Semua tahun bahwa kenaikan suku bunga akan berdampak kepada naiknya bunga deposito dan bunga simpanan masyarakat. Ini tentu sangat menguntungkan orang kaya yang menumpuk uang korupnya di perbankan. Disisi lain mendorong naiknya suku bunga pinjaman yang diberikan perbankan. Ini akan membebani sektor produksi dan dalam jangka panjang bisa menimbulkan NPL, apalagi situasi pasar global yang menyusut dan jatuhnya harga komoditas utama Indonesia.  Masyarakat juga akan menanggung beban kenaikan bunga kredit pada pinjaman seperti perumahan dan kendaraan. Kredit konsumen kemungkinan besar terpengaruh. Menurunnya kredit konsumen akan menekan pula konsumsi masyarakat. Gejala perlambatan konsumsi domestik beberapa bulan terakhir dikhawatirkan akan terus berlangsung dan semakin membuat pertumbuhan ekonomi yang bersandar kepada konsumsi akan jatuh. Perlambatan pertumbuhan PDB yang terjadi pada paruh pertama 2013 bisa berlanjut pada tahun 2014. Efeknya ke penciptaan lapangan kerja. Situasi ini kian memberatkan masyarakat yang kini dihadapkan pada lonjakan harga. Bunga utang yang harus dibayar pemerintah juga meningkat dan semakin lemahnya daya dukung APBN untuk expansi social.

Dalam praktek selalu misal ; bila suku bunga 7 % maka inflasi akan menjadi 14% dan bunga pinjaman bank akan sebesar 17 % ( selisihnya untuk margin bank). Sehatkah ini? Hasil penelitian Robert Shiler tahun 1997  bahwa 77 persen dari masyarakat yang di survey menyatakan bahwa inflasi mengganggu daya beli mereka dan membuat mereka lebih miskin. Jika inflasi membuat orang lebih miskin dan kita ketahui bahwa inflasi mempunyai hubungan yang positif terhadap bunga, maka ini berarti bahwa “suku bunga membuat orang lebih miskin”. Dengan kata lain suku bunga merusak daya beli dan memiskinkan orang yang meminjam uang maupun yang tidak meminjam uang serta menurunkan tingkat kesejahteraan masyarakat. Dengan kata lain “Inflasi = bunga” yaitu sama-sama menurunkan daya beli masyarakaat dan menjadikan masyarakat lebih miskin. Berdasarkan analisis Michael Lipton tahun 1992 menyimpulkan bahwa, semakin tinggi suku bunga maka semakin rendah insentif untuk menerapkan teknik pertanian yang memperhatikan konservasi lingkungan. Dari fakta ini, dapat disimpulkan bahwa makin tinggi suku bunga maka makin besar kemungkinan rusaknya lingkungan dan akan semakin besar sumber daya yang dikuras, akibatnya akan semakin cepat bumi ini rusak.
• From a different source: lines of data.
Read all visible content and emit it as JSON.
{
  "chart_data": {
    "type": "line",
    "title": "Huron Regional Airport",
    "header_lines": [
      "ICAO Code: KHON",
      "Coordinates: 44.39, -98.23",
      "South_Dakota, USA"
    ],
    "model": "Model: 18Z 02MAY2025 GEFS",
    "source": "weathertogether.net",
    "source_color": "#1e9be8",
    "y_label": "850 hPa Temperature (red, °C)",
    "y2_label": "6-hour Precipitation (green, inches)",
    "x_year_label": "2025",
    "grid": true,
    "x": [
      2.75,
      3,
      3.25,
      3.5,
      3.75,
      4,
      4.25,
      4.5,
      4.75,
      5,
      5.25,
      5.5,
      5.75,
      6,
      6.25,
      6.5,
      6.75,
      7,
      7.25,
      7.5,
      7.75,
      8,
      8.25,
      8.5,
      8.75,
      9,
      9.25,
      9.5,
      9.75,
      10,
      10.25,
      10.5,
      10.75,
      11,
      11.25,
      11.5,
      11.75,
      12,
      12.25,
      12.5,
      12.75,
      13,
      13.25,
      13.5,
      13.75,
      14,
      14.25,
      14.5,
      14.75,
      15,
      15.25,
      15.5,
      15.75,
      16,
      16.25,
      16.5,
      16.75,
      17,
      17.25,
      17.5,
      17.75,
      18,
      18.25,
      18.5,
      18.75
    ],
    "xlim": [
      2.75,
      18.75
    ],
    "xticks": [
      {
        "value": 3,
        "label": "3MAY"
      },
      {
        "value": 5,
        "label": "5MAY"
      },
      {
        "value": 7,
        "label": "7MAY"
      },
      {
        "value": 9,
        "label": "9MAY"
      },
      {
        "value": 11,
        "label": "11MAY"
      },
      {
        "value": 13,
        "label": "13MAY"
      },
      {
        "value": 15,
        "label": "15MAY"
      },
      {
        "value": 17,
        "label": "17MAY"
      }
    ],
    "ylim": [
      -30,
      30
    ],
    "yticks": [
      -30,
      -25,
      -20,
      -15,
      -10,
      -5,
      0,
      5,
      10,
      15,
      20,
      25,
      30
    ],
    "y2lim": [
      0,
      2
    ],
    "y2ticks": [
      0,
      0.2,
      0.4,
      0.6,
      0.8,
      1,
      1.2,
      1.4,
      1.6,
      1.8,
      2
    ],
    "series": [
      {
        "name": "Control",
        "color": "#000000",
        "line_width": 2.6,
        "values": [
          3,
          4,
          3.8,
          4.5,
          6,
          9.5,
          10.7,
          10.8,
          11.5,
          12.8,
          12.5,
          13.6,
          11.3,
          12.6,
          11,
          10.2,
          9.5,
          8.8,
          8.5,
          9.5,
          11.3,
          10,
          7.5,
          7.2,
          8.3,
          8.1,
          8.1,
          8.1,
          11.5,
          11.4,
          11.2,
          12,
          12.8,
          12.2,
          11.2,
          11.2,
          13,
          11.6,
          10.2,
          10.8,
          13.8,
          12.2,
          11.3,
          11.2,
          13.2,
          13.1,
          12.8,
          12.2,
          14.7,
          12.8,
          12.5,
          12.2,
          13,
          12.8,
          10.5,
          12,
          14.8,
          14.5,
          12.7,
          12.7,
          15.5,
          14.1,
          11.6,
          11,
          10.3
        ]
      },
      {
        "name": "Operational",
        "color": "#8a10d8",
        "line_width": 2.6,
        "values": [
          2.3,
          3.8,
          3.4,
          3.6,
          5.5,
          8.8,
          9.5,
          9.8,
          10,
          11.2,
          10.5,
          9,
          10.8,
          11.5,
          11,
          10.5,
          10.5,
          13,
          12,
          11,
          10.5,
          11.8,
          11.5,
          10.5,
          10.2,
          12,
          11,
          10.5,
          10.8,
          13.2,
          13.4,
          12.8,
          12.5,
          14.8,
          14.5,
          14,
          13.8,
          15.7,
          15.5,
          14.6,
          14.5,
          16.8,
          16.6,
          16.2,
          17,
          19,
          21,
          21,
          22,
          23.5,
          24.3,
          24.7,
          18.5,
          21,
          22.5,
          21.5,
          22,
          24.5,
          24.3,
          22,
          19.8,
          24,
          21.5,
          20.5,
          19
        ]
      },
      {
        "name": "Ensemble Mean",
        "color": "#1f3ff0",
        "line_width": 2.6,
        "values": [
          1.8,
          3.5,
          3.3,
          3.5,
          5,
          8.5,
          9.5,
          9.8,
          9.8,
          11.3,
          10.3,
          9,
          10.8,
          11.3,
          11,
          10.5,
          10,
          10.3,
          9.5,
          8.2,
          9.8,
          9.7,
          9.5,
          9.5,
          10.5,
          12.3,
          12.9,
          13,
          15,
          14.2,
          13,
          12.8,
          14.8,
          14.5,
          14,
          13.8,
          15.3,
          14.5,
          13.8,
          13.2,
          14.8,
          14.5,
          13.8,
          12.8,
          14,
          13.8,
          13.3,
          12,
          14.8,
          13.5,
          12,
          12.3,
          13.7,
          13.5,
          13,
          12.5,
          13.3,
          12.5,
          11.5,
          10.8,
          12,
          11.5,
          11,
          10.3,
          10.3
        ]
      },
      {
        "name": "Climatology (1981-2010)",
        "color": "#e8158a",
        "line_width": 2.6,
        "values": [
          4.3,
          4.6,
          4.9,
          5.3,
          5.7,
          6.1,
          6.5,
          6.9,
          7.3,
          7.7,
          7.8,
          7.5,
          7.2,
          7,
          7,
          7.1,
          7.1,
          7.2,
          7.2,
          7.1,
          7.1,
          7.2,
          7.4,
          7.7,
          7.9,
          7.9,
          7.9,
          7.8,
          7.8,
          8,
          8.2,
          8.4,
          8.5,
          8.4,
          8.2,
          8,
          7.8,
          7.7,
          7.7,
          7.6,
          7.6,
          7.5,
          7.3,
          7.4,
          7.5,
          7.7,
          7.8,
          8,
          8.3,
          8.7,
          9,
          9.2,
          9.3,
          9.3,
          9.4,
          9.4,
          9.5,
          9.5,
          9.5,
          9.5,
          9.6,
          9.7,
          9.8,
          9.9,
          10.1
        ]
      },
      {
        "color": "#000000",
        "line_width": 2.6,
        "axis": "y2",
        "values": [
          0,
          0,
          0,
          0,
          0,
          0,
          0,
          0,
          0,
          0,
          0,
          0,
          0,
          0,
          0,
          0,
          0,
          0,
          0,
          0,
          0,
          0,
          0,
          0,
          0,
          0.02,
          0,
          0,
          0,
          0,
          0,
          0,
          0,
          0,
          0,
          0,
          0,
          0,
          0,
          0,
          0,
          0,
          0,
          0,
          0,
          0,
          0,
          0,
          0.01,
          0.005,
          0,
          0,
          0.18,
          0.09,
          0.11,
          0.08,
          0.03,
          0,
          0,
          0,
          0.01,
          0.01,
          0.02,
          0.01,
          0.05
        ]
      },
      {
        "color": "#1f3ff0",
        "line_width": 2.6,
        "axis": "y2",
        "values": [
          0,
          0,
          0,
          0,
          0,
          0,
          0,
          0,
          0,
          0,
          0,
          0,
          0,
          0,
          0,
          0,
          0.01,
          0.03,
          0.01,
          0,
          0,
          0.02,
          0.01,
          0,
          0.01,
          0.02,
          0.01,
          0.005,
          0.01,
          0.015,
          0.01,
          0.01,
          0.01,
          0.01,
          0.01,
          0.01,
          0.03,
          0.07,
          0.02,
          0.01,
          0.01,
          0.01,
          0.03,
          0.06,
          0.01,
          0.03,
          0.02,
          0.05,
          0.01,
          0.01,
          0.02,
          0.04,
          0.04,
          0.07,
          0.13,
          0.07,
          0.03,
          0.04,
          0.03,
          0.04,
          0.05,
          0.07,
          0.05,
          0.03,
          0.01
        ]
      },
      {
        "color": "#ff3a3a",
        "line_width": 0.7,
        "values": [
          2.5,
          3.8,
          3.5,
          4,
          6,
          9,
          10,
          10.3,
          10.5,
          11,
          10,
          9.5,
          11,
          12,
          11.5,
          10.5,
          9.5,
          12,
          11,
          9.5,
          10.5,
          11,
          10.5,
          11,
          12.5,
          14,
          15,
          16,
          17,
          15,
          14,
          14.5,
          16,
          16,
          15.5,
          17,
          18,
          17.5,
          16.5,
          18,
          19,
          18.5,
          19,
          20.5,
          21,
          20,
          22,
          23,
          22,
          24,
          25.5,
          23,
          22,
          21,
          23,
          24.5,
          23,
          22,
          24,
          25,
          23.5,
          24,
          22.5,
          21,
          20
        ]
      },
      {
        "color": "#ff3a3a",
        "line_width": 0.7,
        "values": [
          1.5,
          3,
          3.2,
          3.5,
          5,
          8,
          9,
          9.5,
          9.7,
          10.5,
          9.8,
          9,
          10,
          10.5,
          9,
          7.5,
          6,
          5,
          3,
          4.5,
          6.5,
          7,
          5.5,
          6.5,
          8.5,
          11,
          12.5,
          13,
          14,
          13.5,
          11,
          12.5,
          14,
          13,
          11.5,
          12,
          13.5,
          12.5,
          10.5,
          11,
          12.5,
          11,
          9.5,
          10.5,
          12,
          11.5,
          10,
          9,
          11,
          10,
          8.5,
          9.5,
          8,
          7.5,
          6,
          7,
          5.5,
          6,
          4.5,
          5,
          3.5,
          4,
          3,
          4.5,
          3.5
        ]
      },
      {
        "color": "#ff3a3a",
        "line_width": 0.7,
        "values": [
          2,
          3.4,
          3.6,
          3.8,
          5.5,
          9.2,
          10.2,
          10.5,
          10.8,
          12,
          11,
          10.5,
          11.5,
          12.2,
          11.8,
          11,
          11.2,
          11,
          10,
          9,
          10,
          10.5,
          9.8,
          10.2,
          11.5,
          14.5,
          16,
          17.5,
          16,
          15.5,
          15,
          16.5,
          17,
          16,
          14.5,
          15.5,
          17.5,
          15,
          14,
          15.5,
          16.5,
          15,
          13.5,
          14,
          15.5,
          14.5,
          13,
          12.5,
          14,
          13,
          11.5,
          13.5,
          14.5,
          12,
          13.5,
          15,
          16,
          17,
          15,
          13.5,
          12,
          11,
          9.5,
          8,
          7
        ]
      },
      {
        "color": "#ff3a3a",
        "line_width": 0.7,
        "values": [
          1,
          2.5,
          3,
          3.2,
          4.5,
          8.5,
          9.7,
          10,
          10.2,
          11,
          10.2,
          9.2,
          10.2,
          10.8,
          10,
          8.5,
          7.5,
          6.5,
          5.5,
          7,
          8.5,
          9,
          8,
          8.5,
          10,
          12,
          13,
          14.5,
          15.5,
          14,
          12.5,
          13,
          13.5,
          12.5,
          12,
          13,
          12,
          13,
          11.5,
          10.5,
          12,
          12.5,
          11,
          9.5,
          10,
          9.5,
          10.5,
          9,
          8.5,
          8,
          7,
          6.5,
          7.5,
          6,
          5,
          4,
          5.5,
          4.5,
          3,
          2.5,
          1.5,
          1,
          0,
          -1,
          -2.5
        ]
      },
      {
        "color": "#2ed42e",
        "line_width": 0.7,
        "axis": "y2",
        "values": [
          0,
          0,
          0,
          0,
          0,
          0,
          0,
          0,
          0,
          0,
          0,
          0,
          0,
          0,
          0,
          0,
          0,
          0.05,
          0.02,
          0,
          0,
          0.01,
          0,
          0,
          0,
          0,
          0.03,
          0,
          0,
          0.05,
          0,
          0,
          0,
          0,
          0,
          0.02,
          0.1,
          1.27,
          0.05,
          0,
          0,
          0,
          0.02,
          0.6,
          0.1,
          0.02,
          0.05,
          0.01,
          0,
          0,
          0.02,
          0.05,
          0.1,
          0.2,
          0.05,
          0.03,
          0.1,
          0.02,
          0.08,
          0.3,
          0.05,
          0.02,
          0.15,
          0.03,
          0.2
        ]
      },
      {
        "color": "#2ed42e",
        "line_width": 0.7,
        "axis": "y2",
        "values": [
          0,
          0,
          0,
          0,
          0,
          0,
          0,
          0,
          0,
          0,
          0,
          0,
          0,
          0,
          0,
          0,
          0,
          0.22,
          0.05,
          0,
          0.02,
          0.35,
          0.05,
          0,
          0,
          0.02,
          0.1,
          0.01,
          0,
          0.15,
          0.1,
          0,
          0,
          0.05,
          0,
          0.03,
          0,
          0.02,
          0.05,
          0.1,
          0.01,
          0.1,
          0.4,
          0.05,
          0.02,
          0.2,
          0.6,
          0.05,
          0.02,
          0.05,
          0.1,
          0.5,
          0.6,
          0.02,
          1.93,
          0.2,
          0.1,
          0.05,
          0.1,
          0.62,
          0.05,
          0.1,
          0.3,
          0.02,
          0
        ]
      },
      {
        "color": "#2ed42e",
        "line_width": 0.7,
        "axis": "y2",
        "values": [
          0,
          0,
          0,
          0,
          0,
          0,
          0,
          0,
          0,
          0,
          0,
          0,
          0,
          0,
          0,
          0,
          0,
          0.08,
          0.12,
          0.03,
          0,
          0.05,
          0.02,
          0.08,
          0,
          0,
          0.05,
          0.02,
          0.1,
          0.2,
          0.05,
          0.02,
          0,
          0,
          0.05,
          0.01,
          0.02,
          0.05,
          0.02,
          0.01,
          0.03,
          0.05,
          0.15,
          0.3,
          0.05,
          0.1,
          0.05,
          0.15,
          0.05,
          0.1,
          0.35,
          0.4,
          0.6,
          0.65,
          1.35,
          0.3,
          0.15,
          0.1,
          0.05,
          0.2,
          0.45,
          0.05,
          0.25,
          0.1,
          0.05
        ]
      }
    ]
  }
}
Menurut saya sudah saatnya pemerintah tidak lagi menerapkan inflation targeting dalam kebijakan moneter dimana Inflasi dijaga terus rendah dengan menahan peredaran uang di masyarakat. Dan cara yang dipakai selalu sama, yakni menaikkan suku bunga. Biarkan saja rupiah  bergerak sesuai kehendak pasar. Sudah saatnya pemerintah untuk berani membuka borok yang selama ini disimpan rapat demi citra. Biarkan rakyat tahu bahwa inflasi kita dua digit. Berapapun inflasi tidak ada masalah selagi rakyat mampu belanja dan barang tersedia. Berapapun nilai rupiah tidak ada masalah selagi kegiatan produksi terus berkembang. Karenanya sudah saatnya pemerintah focus kepada memperkuat neraca pembayaran dan neraca perdagangan. Ini berhubungan dengan kebijakan sektor rill yang bertumpu kepada kemandirian dibidang ekonomi. Jika pemerintah dan BI tetap memilih mempertahankan kebijakan suku bunga tinggi demi orang kaya , pemulihan dari keterpurukan sektor riil nanti membutuhkan waktu lama. Kalau kegiatan usaha terganggu, maka ujung – ujungnya akan memicu terjadinya gelombang PHK, dan revolusi tidak bisa dihindari. Chaos terjadi, maka terjadilah…

1 comment:

Adhamaski Pangeran said...

justru BI Rate di naikkan untuk meredam inflasi. Naiknya BI Rate dan suku bunga akan menurunkan jumlah uang beredar; kalau rupiah bergerak sesuai dengan pasar, yang rugi justru masyarakat kecil.

inflasi itu bisa karena kebijakan moneter dan fiskal. BI Rate itu kebijakan moneter menekan inflasi. tapi kebijakan moneter saja tidak cukup (seperti tulisan anda), makanya perlu ada kebijakan fiskal. keb.fiskal yg keluar itu 4 paket kebijakan pemerintah. pertanyaannya yg semestinya itu, apa keb.moneter dan keb.fiskal saja sudah cukup? apakah efektif?

jangan campur adukkan masalah fiskal dan moneter dari salah satu sisi saja (misalnya moneter aja, atau fiskal aja)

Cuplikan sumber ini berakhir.